I need to get moving on the marketing now, so that there’s some vague hint of an audience out there when I launch. This is doubly important if I’m going under a nom de plume, since any vague cachet I’ve built up through the likes of this blog, DP or the Rolling Stone challenge will no longer count.
So I need a decision. I need help. I might need an exorcist. What do you, dear reader, think?
The quest for reinvention is going pretty well so far. I’m aware that posting such a statement on the 13th day of the year is asking for trouble, not because of any specific fear of a random number, but because I’m less than two weeks into a full year reboot of my entire life and 13 days is conspicuously early to be calling anything. But it’s going ok so far. On the health front, I’ve been sticking pretty well to the meagre calorie amount afforded to me by my popular brand of calorie counting mobile application, and have even managed to rouse my carcass onto a fitness machine on a couple of occasions. The net result is that I’ve lost five pounds, even though I took ‘Saturday night is treat night’ a bit too literally this week and got fish and chips before emptying the drinks cabinet. No, we don’t actually have a drinks cabinet. Not any more, anyway. I even managed to resist free cakes being waved in front of my face today.
*fans face* I’m ok.
The wedding planning is now fully underway too, with weekly planning meetings in the diary (and you must respect the diary) and all sorts of things getting achieved. We’re wedding planning machines, albeit ones who cannot yet decide on whether to have a chocolate fountain.
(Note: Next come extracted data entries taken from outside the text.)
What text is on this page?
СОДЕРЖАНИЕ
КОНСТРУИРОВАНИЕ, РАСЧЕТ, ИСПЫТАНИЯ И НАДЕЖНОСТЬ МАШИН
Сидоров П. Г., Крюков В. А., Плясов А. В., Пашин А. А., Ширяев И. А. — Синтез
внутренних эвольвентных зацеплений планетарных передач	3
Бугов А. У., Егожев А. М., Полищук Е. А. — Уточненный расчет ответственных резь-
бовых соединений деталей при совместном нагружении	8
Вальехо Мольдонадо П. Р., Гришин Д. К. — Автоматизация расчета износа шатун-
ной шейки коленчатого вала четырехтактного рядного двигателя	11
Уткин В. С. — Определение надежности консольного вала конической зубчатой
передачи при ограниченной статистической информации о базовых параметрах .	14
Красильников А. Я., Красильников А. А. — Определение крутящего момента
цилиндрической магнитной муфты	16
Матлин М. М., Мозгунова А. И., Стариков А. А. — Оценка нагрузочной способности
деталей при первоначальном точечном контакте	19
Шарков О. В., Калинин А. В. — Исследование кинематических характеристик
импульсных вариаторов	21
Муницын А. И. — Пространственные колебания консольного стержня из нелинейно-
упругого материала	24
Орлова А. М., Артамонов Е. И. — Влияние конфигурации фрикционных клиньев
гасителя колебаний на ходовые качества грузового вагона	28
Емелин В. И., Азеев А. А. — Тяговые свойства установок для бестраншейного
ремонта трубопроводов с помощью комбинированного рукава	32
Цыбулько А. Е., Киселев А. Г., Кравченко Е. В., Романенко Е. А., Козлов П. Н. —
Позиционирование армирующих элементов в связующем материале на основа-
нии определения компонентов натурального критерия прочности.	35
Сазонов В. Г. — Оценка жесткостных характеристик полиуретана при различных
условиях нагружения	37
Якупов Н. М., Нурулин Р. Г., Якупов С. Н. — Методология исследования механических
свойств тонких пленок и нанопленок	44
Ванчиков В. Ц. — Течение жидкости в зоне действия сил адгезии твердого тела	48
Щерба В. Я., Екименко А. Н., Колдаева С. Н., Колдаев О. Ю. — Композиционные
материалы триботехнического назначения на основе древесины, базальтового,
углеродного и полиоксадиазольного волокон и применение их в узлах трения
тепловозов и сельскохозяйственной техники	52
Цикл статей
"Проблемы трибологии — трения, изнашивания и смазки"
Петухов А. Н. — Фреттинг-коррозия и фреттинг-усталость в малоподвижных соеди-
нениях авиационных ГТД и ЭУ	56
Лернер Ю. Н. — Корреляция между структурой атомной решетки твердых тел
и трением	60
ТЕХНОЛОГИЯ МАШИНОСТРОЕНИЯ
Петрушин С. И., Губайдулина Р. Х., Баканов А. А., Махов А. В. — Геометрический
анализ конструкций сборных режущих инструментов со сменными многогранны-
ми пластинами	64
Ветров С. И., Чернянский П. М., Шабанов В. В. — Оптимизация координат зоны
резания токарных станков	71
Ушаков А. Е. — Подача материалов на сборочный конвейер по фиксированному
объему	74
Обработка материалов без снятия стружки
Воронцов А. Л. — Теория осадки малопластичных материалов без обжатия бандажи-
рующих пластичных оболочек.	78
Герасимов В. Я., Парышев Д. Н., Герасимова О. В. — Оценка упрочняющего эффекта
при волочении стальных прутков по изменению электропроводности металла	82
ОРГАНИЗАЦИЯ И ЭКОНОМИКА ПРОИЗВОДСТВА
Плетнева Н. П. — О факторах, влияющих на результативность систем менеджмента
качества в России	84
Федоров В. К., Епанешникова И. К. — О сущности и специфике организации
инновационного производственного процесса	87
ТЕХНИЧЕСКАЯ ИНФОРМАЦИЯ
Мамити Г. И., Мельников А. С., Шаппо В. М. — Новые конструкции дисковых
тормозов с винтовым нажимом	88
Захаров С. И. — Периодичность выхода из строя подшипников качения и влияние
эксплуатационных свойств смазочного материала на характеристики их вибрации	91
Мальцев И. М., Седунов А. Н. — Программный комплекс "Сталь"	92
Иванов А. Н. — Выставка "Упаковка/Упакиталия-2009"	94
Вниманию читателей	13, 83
I’m also really happy with the way the writing sessions are going. I’ve got scheduled sessions every Monday, Wednesday, Friday, Saturday and Sunday, for an hour each day. I’m not going to lie, some of those have been extremely hard to motivate myself for, but every time I’ve sat down and committed myself, I’ve gotten shit done. I’m focusing mainly on the third draft of Blood on the Motorway in January, and then it’ll be going out to beta readers. I’m on track at the moment, and increasingly feel like it’s not so dreadful that I’ll be embarrassing myself when I publish.
I had my first ‘non writing’ writing session last night, investigating some options for the promotional side of things. This mainly consisted of looking at the Bookbub website, picking a hosting service to set up a platform on, and biffling about on KBoards, the Kindle user message board that is chock full of indie authors giving each other advice and support. I posted a question there that’s been bugging me last night and already had over 30 responses, which is really pretty cool. I’ve not been a big forum user since the glory days of the Raw Nerve forum, bit I can see me getting pulled in by this one.
One of the big questions I need to answer, however, is what the hell to do with my blog. You may have noticed that my last post on here was a bit different to my usual waffle, in that it was probably the first blog post I’ve ever written that had an eye on trying to write copy that was ‘marketable.’ I figured it was a skill I need to pick up if I want to build an author platform that would drive potential readers to my books (when they’re out) or my mailing list (once I go ahead and set one up).
It was pretty dreadful, really. It took three times as long to write, and was noticed by precisely nobody. Not a single interaction, which is pretty poor. So rest assured I won’t be doing that again. What I will be doing is continuing to write whatever the bejeesus I want, whenever I bejeesusingly want to. I just need to try and work out how to apply that to the good advice I keep hearing about author platforms, most of which is ‘don’t write for writers.’
More on that, I’m sure, in due course.